A stupire, prima, e a destare sospetti, poi, è proprio l’incredibile risultato ottenuto da Georgescu, che sbaraglia la concorrenza valicando gli stretti limiti che gli avevano imposto i sondaggi preliminari. Subito dopo il primo turno, infatti, il candidato conservatore Cristian Terhes presenta alla Corte costituzionale una petizione di riconteggio delle schede, con la tacita riserva di eventuale annullamento della tornata elettorale. La richiesta viene rifiutata il 29 novembre dalla Corte, che convalida, sostenendo l’assenza di irregolarità, il 2 dicembre, l’esito del primo turno.


Le accuse di manipolazione


Ciò che avviene nel corso della settimana successiva diviene determinante per gli sviluppi futuri, che iniziano ben presto a delinearsi all’interno di un contesto tutt’altro che trasparente e lineare. La posizione della Corte costituzionale inizia a mutare a seguito delle indagini effettuate dai servizi segreti rumeni, che ottengono informazioni relative a delle sempre più probabili ingerenze, ancora indefinite, nello svolgimento delle elezioni. La tornata elettorale che aveva consegnato a Georgescu l’accesso al ballottaggio finale, previsto per il successivo 8 dicembre, viene definitivamente annullata da parte della Corte costituzionale il 6 dicembre, spinta dalla rivelazione di alcuni documenti in possesso dall’intelligence e dal Consiglio Supremo di Difesa del Paese. Oggetto di questi rapporti era il sospetto tentativo da parte della Russia di favorire l’ascesa di Georgescu attraverso una campagna di promozione online.


A costituire un forte elemento di dissonanza, che ha catalizzato l’accendersi e il crescere dei sospetti su Georgescu, è stato il fatto che il candidato indipendente aveva dichiarato all’Autorità elettorale di non aver sostenuto alcuna spesa necessaria per il sostentamento della sua campagna elettorale. A contraddire la posizione di Georgescu vi sono, però, alcune prove evidenti passate nelle mani dell’intelligence.


Secondo i servizi segreti l’imprenditore romeno Bogdan Peșchir avrebbe, infatti, finanziato una campagna pubblicitaria sulla piattaforma social di “TikTok” per un valore di  380.000; sempre a favore di Georgescu sarebbe stata diretta una manovra della società sudafricana, con sede in Polonia, FA Agency, che avrebbe pagato alcuni influencer romeni in cambio della promozione di materiale elettorale. Altri influencer sarebbero stati, invece, assoldati da committenti sconosciuti tramite la piattaforma Fame Up.
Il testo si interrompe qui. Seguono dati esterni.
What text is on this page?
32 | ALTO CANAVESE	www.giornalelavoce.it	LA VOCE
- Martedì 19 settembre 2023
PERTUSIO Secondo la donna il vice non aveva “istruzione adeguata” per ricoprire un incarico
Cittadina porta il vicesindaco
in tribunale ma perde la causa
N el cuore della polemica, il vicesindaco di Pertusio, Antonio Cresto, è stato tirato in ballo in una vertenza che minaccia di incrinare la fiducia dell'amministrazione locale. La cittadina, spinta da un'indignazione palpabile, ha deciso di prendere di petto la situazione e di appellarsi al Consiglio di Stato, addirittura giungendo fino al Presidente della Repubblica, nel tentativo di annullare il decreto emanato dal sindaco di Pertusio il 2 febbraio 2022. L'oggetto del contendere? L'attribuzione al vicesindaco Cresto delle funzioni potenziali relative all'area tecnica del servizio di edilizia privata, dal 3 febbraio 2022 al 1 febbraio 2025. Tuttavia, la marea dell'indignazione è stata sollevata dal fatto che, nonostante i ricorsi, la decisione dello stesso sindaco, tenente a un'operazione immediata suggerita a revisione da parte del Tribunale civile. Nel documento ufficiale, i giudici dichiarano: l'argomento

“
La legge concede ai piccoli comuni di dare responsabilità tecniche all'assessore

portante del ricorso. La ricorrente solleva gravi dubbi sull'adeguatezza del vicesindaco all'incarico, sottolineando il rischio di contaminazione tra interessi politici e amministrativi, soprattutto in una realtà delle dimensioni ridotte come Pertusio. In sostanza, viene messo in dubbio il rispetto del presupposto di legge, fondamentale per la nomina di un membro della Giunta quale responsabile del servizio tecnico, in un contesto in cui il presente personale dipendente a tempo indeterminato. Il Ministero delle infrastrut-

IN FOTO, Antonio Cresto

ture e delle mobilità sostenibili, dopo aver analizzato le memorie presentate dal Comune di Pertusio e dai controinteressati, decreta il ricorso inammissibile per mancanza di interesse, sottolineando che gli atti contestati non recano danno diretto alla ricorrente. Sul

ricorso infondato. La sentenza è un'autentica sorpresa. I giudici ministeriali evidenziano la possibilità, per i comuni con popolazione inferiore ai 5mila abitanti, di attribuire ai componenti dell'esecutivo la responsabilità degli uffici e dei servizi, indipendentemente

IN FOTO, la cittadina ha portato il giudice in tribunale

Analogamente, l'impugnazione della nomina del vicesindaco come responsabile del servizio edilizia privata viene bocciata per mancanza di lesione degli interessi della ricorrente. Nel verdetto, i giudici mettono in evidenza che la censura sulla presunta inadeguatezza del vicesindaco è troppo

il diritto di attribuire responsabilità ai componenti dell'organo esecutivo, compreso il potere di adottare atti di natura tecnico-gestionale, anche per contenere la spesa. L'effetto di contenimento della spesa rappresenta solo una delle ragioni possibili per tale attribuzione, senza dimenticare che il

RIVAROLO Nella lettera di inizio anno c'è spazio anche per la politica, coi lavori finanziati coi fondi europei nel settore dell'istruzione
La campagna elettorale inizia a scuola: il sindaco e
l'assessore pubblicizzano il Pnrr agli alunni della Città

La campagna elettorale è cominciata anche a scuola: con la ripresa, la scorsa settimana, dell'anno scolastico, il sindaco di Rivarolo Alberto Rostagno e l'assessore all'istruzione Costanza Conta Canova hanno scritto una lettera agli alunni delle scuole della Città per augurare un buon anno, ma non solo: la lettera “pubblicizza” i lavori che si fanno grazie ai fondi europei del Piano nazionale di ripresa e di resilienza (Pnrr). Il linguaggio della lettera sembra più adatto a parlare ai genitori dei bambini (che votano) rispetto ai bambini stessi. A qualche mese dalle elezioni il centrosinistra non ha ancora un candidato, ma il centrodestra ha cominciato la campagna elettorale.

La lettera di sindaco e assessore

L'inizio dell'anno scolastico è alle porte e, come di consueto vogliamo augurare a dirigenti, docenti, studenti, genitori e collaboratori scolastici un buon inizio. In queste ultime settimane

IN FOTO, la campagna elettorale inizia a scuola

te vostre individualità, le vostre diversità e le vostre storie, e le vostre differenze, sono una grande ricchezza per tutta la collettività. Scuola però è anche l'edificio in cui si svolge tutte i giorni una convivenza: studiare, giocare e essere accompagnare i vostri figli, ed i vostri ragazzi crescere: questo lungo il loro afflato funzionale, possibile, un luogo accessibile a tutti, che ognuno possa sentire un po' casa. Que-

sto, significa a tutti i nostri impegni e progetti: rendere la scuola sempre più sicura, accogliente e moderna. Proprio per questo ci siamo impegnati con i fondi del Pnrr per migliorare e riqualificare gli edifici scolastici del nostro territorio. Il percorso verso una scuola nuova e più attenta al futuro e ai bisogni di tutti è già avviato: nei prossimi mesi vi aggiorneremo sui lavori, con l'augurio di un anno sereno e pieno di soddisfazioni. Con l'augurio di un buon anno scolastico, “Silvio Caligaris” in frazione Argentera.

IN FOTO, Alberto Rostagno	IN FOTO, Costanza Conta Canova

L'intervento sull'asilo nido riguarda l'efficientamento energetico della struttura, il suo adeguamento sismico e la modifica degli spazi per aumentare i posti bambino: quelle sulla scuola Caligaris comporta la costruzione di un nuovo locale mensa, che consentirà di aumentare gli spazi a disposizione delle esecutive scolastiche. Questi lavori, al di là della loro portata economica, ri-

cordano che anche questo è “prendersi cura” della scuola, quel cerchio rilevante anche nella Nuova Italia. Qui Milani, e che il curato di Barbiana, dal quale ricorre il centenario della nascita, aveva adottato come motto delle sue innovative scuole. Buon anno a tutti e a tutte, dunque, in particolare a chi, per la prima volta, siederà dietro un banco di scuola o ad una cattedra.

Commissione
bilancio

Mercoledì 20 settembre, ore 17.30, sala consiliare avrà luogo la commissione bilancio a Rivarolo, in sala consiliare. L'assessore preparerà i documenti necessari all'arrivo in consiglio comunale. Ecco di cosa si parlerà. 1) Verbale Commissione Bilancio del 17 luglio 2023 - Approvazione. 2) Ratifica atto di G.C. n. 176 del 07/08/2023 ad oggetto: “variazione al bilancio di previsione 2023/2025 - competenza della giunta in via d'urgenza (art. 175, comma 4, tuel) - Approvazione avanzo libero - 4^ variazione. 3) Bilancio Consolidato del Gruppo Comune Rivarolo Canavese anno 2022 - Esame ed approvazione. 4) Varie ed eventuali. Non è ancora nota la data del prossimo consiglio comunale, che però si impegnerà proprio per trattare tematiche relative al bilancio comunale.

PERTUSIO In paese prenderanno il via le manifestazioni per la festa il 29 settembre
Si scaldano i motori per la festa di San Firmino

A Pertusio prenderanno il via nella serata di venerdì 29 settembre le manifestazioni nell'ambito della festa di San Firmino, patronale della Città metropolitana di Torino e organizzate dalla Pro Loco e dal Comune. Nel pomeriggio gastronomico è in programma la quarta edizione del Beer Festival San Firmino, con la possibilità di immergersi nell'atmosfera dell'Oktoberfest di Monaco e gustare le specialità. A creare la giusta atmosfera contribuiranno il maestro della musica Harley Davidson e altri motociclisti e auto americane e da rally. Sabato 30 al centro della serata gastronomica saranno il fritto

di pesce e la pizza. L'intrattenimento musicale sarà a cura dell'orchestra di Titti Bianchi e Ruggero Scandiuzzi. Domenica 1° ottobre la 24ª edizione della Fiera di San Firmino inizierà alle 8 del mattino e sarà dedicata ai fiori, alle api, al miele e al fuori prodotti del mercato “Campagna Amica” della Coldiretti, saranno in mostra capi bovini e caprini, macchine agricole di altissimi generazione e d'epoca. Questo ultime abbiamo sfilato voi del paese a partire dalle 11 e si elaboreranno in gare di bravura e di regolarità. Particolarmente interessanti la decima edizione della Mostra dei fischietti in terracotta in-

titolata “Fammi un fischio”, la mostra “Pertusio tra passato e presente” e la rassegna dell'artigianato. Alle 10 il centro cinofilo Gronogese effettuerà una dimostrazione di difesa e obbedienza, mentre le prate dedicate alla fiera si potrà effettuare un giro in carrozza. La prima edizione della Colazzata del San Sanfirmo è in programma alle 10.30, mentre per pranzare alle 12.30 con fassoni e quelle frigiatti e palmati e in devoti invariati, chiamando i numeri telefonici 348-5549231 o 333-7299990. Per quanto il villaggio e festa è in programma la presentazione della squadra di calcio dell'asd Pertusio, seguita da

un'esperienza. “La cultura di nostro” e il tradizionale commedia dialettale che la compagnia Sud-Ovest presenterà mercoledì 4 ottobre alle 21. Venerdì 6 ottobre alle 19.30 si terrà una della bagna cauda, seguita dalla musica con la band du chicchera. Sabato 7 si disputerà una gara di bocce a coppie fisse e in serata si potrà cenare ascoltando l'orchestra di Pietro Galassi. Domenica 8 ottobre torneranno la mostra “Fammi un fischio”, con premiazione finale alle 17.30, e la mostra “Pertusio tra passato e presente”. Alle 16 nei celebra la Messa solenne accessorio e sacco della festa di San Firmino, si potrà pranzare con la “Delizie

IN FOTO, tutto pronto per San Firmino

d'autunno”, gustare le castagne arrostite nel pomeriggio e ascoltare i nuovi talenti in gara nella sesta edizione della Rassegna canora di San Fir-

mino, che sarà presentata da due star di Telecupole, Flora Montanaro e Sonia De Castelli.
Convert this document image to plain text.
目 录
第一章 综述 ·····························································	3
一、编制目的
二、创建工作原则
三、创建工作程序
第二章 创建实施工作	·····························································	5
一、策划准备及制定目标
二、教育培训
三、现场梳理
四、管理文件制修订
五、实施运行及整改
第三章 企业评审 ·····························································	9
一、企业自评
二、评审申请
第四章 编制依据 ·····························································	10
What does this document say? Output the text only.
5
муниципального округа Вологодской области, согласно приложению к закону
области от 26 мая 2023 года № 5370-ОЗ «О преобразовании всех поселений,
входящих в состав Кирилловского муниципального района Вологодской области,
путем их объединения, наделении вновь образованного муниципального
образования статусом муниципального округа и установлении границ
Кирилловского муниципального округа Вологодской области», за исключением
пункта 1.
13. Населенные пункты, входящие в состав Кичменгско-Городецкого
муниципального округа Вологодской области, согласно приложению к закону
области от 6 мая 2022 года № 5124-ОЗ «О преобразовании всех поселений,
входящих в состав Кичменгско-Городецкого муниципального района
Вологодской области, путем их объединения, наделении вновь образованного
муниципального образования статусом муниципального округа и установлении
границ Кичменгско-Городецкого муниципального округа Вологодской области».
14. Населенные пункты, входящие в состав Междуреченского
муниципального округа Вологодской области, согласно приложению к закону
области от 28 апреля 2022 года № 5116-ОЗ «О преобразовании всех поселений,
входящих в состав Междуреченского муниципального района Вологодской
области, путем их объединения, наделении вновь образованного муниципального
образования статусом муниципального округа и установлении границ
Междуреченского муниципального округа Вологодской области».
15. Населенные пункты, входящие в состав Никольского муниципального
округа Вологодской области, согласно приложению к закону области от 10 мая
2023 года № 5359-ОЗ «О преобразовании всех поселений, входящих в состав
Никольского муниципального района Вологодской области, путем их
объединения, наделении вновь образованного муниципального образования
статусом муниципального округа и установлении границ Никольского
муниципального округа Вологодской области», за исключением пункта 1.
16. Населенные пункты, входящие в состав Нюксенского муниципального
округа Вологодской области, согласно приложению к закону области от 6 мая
A culminare sulla montagna di retroscena accusatori che iniziava ad accumularsi, andando a gravare sulla credibilità e sulla legittimità di Calin Georgescu, vi è poi l’inchiesta condotta dal giornale indipendente Snoop. L’indagine giornalistica ha rivelato che una campagna di promozione, finanziata dal Partito Nazionale Liberale per favorire il proprio candidato Nicolae Ciuca, era stata dirottata all’insaputa del partito stesso in favore di Georgescu.


La risposta di Georgescu


Ai provvedimenti imposti dalla Corte, Georgescu ha risposto con la richiesta di annullamento delle risoluzioni della Corte e dell’ufficio elettorale. Il primo è stato rigettato il 18 dicembre dalla Corte d’appello e il 26 febbraio dall’Alta corte di cassazione; il secondo bocciato dai medesimi organi a fine dicembre e il 17 gennaio. 


Le ulteriori accuse


La vicenda subisce ulteriori sviluppi nel mese di febbraio. Il 26 dello scorso mese Georgescu viene condotto in procura con una serie di capi di accusa, che travalicano le irregolarità elettorali che si erano palesate dopo la sua vittoria nei ballottaggi e arrivano a inglobare totalmente la personalità politica di Georgescu. All’uomo vengono attribuiti anche i reati di incitamento ad azioni contro l'ordine costituzionale, comunicazione di informazioni false, false dichiarazioni in merito alle fonti di finanziamento della campagna elettorale e dichiarazioni patrimoniali, oltre che di costituzione di un'organizzazione di carattere fascista.


In relazione a quest’ultima accusa, le indagini hanno rilevato legami tra Georgescu e un’organizzazione di matrice fascista e antisemita, “41 per la Romania”.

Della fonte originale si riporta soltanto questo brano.